More details about the SingleCells processing is here: https://github.com/WayScience/NF1_SchwannCell_data/blob/5536d86330aba0f66c74e2bd44c6e82ed1c985f9/4_processing_features/extract_single_cell_features.ipynb

gwaybio commented 2 years ago

The CellProfiler pipeline that @jenna-tomkinson used to create the SQLite file is here: https://github.com/WayScience/NF1_SchwannCell_data/blob/main/CellProfiler_pipelines/Pipelines/NF1_analysis.cpproj (I believe, Jenna, please correct me if I'm wrong!)

jenna-tomkinson commented 2 years ago

@gwaybio @d33bs Yes it is! Please run the NF1_illum.ccproj first to get the correct images.

d33bs commented 2 years ago

Thank you @gwaybio and @jenna-tomkinson! I will look into using this and performing a notebook-based comparison.

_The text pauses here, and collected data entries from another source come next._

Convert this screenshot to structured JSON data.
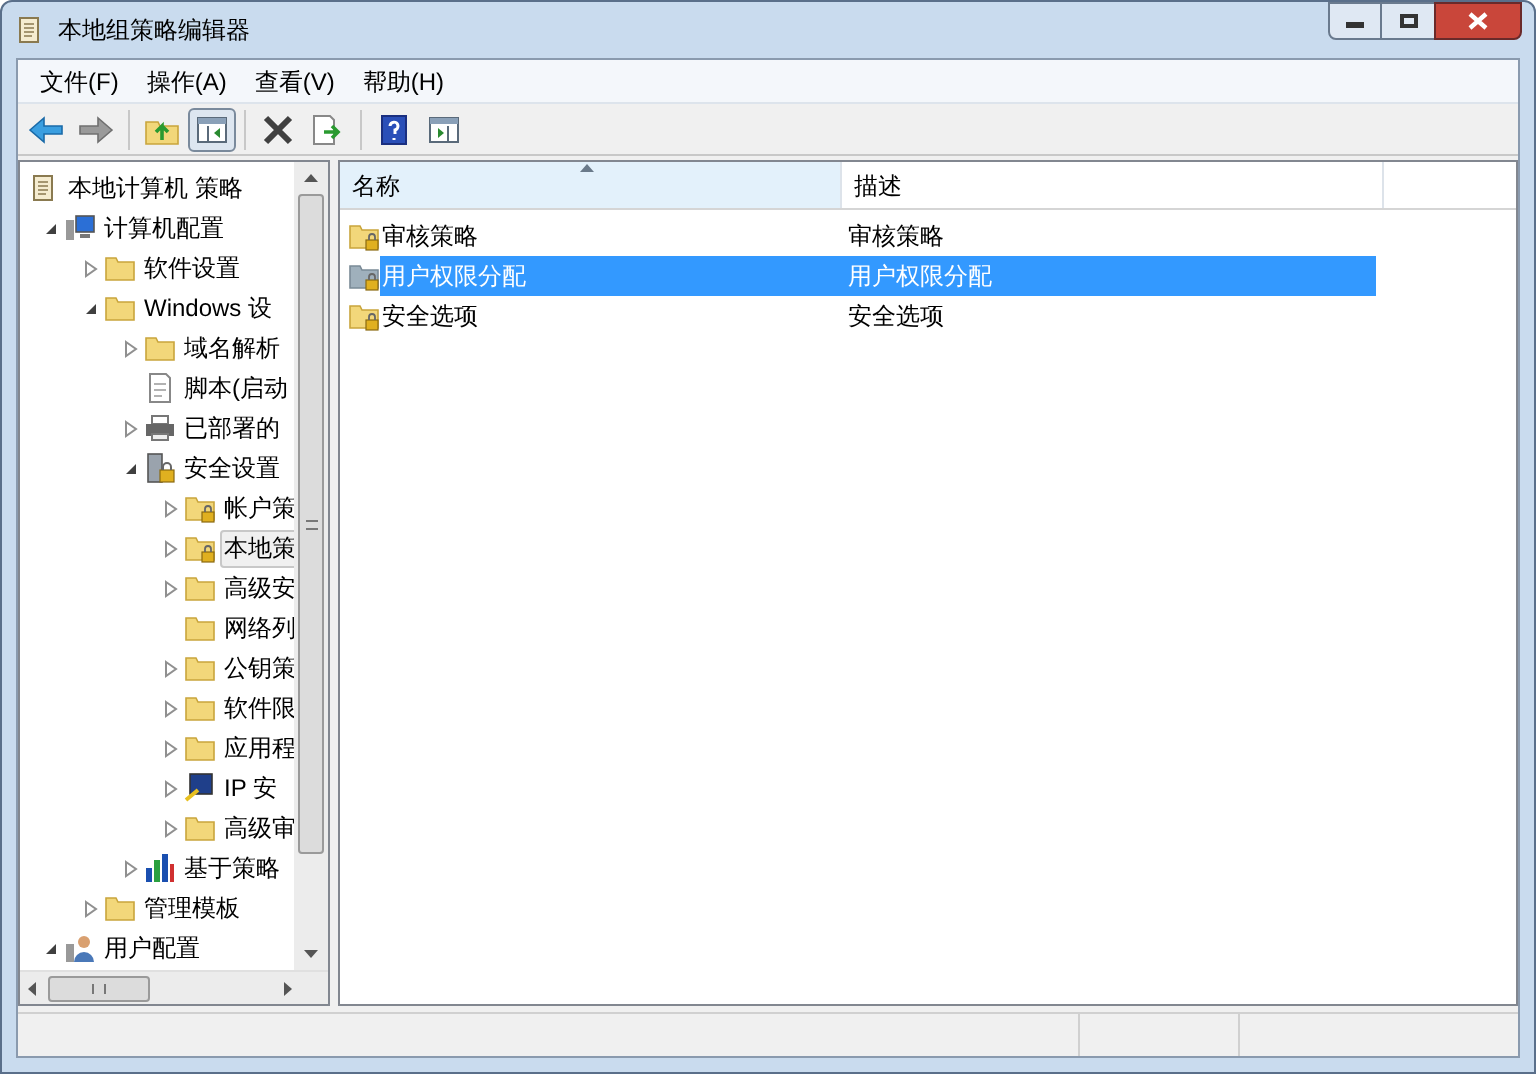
{
  "window": {
    "title": "本地组策略编辑器"
  },
  "menu": [
    "文件(F)",
    "操作(A)",
    "查看(V)",
    "帮助(H)"
  ],
  "toolbar": [
    {
      "kind": "back"
    },
    {
      "kind": "forward"
    },
    {
      "kind": "sep"
    },
    {
      "kind": "up"
    },
    {
      "kind": "pane",
      "selected": true
    },
    {
      "kind": "sep"
    },
    {
      "kind": "delete"
    },
    {
      "kind": "export"
    },
    {
      "kind": "sep"
    },
    {
      "kind": "help"
    },
    {
      "kind": "view"
    }
  ],
  "tree": [
    {
      "label": "本地计算机 策略",
      "kind": "policy",
      "selected": false,
      "children": [
        {
          "label": "计算机配置",
          "kind": "computer",
          "expanded": true,
          "selected": false,
          "children": [
            {
              "label": "软件设置",
              "kind": "folder",
              "expanded": false,
              "selected": false
            },
            {
              "label": "Windows 设",
              "kind": "folder",
              "expanded": true,
              "selected": false,
              "children": [
                {
                  "label": "域名解析",
                  "kind": "folder",
                  "expanded": false,
                  "selected": false
                },
                {
                  "label": "脚本(启动",
                  "kind": "script",
                  "selected": false
                },
                {
                  "label": "已部署的",
                  "kind": "printer",
                  "expanded": false,
                  "selected": false
                },
                {
                  "label": "安全设置",
                  "kind": "security",
                  "expanded": true,
                  "selected": false,
                  "children": [
                    {
                      "label": "帐户策",
                      "kind": "folder-lock",
                      "expanded": false,
                      "selected": false
                    },
                    {
                      "label": "本地策",
                      "kind": "folder-lock",
                      "expanded": false,
                      "selected": true
                    },
                    {
                      "label": "高级安",
                      "kind": "folder",
                      "expanded": false,
                      "selected": false
                    },
                    {
                      "label": "网络列",
                      "kind": "folder",
                      "selected": false
                    },
                    {
                      "label": "公钥策",
                      "kind": "folder",
                      "expanded": false,
                      "selected": false
                    },
                    {
                      "label": "软件限",
                      "kind": "folder",
                      "expanded": false,
                      "selected": false
                    },
                    {
                      "label": "应用程",
                      "kind": "folder",
                      "expanded": false,
                      "selected": false
                    },
                    {
                      "label": "IP 安",
                      "kind": "ip",
                      "expanded": false,
                      "selected": false
                    },
                    {
                      "label": "高级审",
                      "kind": "folder",
                      "expanded": false,
                      "selected": false
                    }
                  ]
                },
                {
                  "label": "基于策略",
                  "kind": "chart",
                  "expanded": false,
                  "selected": false
                }
              ]
            },
            {
              "label": "管理模板",
              "kind": "folder",
              "expanded": false,
              "selected": false
            }
          ]
        },
        {
          "label": "用户配置",
          "kind": "user",
          "expanded": true,
          "selected": false
        }
      ]
    }
  ],
  "list": {
    "columns": [
      "名称",
      "描述"
    ],
    "rows": [
      {
        "name": "审核策略",
        "description": "审核策略",
        "selected": false
      },
      {
        "name": "用户权限分配",
        "description": "用户权限分配",
        "selected": true
      },
      {
        "name": "安全选项",
        "description": "安全选项",
        "selected": false
      }
    ]
  }
}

d33bs commented 1 year ago

Hi @jenna-tomkinson and @gwaybio - it looks like the data may have changed since the creation of this issue. I can see there are many .sqlite data sources to choose from under CellProfiler_pipelines/Analysis_Output. To make sure I address this issue accurately to the intent, which one(s) would be best to use?

gwaybio commented 1 year ago

pycytominer-transform should be able to handle them all, but you can focus on NF1_data_allcp_plate1.sqlite and NF1_data_allcp_plate2.sqlite. Plate 1 is the simplest case, Plate 2 is larger and will be a better memory/speed benchmark.